Traditionally, these fields would require the use of a jack-up rig, a wellhead platform, a mobile offshore production unit (MOPU) and a floating, storage and offloading vessel (FSO), incurring capital expenditure (capex) of at least US$100mil, and if recoverable reserves of oil is found to be inadequate to continue production, the capex will have to be written off.

“With the MOPSU, the field concessionaire has total control over the field as the unit can be used for well appraisal, extended well testing and as an early production system, the crude or condensate storage can be scaled up by utilising an FSO when production exceeds prediction or in the worst case scenario, the unit re-deployed to another field at minimal costs.

“With the MOPSU, there is going to be a paradigm shift. The FPSO replaced huge fixed platforms years ago; the MOPSU will replace FPSOs in water depths up to 120m,” says Gryphon Energy (Asia Pacific) Sdn Bhd executive director Mahendran Suppiah.
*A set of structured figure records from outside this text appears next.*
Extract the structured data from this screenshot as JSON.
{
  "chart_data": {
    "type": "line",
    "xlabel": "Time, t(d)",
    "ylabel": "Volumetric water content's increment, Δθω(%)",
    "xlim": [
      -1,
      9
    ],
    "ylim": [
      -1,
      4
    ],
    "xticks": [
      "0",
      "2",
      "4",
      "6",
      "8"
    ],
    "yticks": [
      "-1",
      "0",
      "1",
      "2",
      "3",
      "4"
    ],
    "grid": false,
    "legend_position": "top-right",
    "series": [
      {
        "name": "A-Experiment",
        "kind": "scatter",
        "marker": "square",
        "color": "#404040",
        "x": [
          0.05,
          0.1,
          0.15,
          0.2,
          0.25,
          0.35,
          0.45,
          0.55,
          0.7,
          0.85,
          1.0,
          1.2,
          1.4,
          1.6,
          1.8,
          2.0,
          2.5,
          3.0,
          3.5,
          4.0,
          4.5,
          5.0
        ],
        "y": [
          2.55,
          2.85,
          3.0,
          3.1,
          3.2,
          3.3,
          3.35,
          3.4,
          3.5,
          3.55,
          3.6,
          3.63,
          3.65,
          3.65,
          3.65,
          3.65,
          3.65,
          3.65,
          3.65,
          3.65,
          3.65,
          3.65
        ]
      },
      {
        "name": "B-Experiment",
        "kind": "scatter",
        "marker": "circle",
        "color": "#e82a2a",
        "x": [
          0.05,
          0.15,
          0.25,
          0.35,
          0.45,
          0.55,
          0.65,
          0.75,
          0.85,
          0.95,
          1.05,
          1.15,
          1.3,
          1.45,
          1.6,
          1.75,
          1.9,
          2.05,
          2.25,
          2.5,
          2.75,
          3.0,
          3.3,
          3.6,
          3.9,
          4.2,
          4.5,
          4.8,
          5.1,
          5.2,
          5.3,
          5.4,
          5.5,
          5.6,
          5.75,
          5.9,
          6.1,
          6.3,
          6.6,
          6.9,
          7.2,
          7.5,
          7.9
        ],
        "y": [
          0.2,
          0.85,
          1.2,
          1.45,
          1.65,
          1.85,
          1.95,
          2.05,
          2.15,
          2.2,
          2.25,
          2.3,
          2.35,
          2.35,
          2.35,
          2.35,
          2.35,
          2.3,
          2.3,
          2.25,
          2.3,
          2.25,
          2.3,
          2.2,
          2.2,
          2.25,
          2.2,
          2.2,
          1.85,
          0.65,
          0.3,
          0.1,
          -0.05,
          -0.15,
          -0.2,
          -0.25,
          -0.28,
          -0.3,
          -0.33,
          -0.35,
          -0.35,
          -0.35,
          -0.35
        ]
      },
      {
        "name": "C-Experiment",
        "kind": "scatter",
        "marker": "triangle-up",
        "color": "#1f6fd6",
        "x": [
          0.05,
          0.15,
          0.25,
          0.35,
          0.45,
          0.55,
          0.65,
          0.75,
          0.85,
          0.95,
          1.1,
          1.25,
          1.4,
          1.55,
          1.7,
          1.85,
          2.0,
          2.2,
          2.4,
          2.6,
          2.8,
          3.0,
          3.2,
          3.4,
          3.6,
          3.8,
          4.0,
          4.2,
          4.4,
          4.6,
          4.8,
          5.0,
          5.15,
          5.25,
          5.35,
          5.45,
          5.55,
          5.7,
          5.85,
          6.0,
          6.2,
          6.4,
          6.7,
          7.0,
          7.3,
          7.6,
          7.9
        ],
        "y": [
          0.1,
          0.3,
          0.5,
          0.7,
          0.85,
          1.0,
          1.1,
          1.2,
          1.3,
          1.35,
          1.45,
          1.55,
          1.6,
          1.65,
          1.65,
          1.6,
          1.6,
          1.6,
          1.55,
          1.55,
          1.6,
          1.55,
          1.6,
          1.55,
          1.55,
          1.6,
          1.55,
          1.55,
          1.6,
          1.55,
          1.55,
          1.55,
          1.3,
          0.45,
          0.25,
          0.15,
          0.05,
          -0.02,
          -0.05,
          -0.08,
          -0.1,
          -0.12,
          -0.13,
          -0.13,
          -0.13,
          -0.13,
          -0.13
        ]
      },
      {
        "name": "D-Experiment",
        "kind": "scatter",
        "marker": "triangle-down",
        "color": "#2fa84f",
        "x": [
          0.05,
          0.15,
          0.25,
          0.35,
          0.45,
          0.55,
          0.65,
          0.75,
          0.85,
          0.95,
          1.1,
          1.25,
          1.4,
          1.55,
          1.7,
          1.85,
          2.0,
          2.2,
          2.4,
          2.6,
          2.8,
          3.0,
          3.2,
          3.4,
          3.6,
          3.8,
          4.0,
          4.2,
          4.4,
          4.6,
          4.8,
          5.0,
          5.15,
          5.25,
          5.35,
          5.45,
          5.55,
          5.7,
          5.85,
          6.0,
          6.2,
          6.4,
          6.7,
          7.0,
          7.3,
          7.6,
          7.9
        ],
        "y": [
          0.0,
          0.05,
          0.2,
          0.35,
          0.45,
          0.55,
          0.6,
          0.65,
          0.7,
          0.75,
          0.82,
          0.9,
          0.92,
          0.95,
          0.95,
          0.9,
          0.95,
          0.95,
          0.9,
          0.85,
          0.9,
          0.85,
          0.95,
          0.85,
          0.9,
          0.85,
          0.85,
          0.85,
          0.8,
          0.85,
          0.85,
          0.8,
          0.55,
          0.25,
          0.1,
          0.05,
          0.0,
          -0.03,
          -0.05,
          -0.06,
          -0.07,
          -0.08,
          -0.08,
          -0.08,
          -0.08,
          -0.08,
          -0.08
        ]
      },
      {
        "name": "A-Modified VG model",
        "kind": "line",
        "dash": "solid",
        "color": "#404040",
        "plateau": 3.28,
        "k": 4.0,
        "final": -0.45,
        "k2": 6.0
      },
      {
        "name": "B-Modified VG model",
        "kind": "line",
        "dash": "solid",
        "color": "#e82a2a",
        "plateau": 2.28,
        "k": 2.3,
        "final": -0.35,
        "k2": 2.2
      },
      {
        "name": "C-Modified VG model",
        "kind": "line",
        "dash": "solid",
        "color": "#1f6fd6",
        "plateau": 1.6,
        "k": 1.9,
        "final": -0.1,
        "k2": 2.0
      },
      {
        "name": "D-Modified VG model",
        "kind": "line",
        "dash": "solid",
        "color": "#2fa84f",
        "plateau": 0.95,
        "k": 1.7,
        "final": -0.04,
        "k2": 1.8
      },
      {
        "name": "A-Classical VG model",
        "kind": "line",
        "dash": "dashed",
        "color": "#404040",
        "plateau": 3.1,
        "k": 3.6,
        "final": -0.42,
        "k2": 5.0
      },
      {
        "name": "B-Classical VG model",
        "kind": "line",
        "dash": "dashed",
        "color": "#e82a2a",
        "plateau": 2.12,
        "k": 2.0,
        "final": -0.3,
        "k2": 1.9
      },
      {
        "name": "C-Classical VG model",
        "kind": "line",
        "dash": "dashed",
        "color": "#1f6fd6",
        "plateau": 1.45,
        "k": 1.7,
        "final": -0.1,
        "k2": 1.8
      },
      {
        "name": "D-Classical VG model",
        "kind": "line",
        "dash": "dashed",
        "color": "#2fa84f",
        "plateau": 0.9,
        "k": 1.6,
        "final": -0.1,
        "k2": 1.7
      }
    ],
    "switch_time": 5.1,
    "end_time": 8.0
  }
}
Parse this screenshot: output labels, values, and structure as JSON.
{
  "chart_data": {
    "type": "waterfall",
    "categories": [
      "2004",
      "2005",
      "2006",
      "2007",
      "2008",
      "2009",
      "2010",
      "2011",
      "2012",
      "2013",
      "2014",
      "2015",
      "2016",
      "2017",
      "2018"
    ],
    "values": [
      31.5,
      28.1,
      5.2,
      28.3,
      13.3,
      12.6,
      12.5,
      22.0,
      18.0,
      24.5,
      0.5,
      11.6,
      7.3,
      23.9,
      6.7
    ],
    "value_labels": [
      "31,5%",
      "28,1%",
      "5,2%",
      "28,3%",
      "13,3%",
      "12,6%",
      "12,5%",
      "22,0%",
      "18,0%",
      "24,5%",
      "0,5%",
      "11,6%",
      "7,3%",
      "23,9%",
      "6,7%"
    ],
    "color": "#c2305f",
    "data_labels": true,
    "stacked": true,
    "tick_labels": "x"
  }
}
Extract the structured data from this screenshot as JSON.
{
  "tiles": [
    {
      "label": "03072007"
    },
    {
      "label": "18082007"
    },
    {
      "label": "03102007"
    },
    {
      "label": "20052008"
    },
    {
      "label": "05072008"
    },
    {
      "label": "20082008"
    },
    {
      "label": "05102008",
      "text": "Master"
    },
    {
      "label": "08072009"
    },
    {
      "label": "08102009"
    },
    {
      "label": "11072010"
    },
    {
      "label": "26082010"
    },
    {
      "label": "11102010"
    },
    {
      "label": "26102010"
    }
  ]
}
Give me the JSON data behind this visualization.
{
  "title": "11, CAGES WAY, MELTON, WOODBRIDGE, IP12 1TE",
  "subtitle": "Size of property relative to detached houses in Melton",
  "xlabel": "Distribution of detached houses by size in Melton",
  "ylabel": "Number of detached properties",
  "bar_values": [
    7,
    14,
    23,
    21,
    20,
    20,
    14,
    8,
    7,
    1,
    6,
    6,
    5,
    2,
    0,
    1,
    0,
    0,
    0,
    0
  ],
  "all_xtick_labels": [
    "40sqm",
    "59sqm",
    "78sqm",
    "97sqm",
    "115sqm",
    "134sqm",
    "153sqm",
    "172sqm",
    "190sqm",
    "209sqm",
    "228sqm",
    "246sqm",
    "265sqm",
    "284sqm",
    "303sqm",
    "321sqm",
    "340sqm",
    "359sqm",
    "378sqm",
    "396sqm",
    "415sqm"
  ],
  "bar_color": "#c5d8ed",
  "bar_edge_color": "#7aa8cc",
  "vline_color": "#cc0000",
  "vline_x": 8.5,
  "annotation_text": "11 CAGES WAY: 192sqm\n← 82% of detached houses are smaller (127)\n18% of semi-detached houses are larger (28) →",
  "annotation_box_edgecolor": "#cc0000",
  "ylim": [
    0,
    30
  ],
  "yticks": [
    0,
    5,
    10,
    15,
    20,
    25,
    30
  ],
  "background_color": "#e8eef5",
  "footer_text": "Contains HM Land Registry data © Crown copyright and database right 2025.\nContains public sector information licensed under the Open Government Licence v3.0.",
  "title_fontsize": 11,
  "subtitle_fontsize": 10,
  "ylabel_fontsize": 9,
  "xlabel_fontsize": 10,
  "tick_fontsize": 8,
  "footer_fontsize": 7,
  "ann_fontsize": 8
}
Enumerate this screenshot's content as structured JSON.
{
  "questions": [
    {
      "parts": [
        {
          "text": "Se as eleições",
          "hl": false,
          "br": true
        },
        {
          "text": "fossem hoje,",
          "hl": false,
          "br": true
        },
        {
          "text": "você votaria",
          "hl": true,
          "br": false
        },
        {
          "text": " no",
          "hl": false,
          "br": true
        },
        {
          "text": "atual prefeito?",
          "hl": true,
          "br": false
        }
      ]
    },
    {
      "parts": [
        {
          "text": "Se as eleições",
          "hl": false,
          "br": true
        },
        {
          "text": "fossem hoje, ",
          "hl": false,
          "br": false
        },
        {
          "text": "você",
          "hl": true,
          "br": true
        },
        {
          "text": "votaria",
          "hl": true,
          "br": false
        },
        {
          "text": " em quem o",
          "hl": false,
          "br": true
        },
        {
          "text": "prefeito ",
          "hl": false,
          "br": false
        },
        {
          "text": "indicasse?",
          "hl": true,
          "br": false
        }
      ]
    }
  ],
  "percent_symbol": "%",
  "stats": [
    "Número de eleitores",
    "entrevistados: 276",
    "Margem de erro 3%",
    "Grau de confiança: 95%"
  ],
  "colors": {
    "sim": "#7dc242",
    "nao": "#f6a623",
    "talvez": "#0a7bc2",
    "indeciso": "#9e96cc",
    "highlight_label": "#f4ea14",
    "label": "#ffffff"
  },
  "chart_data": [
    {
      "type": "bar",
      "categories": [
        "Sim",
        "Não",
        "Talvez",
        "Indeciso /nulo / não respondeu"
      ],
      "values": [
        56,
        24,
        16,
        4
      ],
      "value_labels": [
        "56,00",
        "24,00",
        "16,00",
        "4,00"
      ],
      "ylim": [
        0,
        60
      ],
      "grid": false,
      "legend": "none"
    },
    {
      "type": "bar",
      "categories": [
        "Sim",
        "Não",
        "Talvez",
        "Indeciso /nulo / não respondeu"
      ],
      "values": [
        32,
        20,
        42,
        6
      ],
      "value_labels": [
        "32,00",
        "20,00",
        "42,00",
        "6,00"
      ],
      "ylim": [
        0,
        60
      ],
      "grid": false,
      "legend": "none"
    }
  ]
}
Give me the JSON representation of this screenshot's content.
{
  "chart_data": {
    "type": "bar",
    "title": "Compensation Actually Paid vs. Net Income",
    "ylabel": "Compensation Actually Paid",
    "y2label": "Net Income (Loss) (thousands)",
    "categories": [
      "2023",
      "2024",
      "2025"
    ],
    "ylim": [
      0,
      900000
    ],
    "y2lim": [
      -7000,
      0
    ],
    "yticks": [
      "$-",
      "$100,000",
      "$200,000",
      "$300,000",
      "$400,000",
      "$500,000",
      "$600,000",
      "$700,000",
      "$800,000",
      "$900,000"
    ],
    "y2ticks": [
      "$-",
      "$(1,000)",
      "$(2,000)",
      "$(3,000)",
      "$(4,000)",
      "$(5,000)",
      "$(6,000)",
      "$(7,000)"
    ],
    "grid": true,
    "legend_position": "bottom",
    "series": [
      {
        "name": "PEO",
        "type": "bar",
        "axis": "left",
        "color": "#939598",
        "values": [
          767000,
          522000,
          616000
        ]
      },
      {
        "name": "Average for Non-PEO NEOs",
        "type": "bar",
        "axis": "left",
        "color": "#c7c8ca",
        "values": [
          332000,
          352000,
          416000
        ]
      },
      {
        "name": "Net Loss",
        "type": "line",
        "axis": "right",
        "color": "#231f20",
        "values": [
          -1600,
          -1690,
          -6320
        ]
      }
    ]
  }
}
Meanwhile, Frost & Sullivan’s director for Asia Pacific Energy & Power Systems Practice, Ravi Krishnaswamy notes that the MOPSU can bring fields online faster.

“It is easily re-locatable, highly scalable and flexible, has built-in production storage capacity and is self-installing. This makes it a very suitable solution for developing marginal fields. It offers a unique value proposition by providing a cheaper alternative to conventional platforms for faster oil or gas field developments,” he says.

With approximately 500 potential marginal fields awaiting development in the Asia Pacific region, the MOPSU does provide a cheaper alternative innovative solution which could prove to be a boon to O&G concessionaires.

Nagendran says that there have been interests from parties in India, Australia, Indonesia, Vietnam and Morocco.

The cost of a MOPSU will average around US$80mil. There will be two variants, the Mark 1 and the Mark 2. The Mark 1 can be deployed in water depths up to 80m, while the Mark 2 is designed for harsher metocean conditions in water depths up to 120m.

The MOPSU will require a fabrication period of 18 months. Hence, if Perisai were to secure a MOPSU contract now, earnings will only flow in 2011 onwards.

Sustainable earnings ahead

Without the MOPSU, Perisai continues to be sustained by its derrick lay barge, the Enterprise 3, which has been contracted out at a day rate of US$95,000 to TL Offshore, a unit of Sapura Crest Petroleum Bhd for 4.5 years up to 2012.

Enterprise 3 started contributing in November 2008, and was also responsible for Perisai’s record earnings in the first quarter of 2009.

For the second quarter to June 30, Perisai recorded a net profit of RM17.1mil, a tenfold increase on a year on year basis from RM1.71mil previously. On a quarterly basis though, it was almost flat compared to the previous quarter’s reported earnings of RM16mil.

These strong earnings came mostly from its Enterprise 3 and its saturation diving system (SAT) that are on long-term charter. Hence, for the first half of 2009, Perisai’s operating margin improved dramatically to 77.5% from 10.3%.

TA Securities analyst Kaladher Govindan is forecasting a net profit of RM57.1mil on the back of revenue of RM92.3mil for Perisai’s year ending December 2009.

Perisai recently raised US$10mil from its redeemable convertible bonds issuance. It has also received approval from the Securities Commission to raise funds through a 10% private placement of its shares. Nagendran says this placement should be completed within the next two months.

“It is a no brainer that the US$10mil that it raised from the recent redeemable convertible bonds and the expected RM40mil that will be raised soon through a 10% private placement are mainly meant for this maiden marginal field venture that will make MOPSU commercially viable if everything goes as planned,” says Kaladher.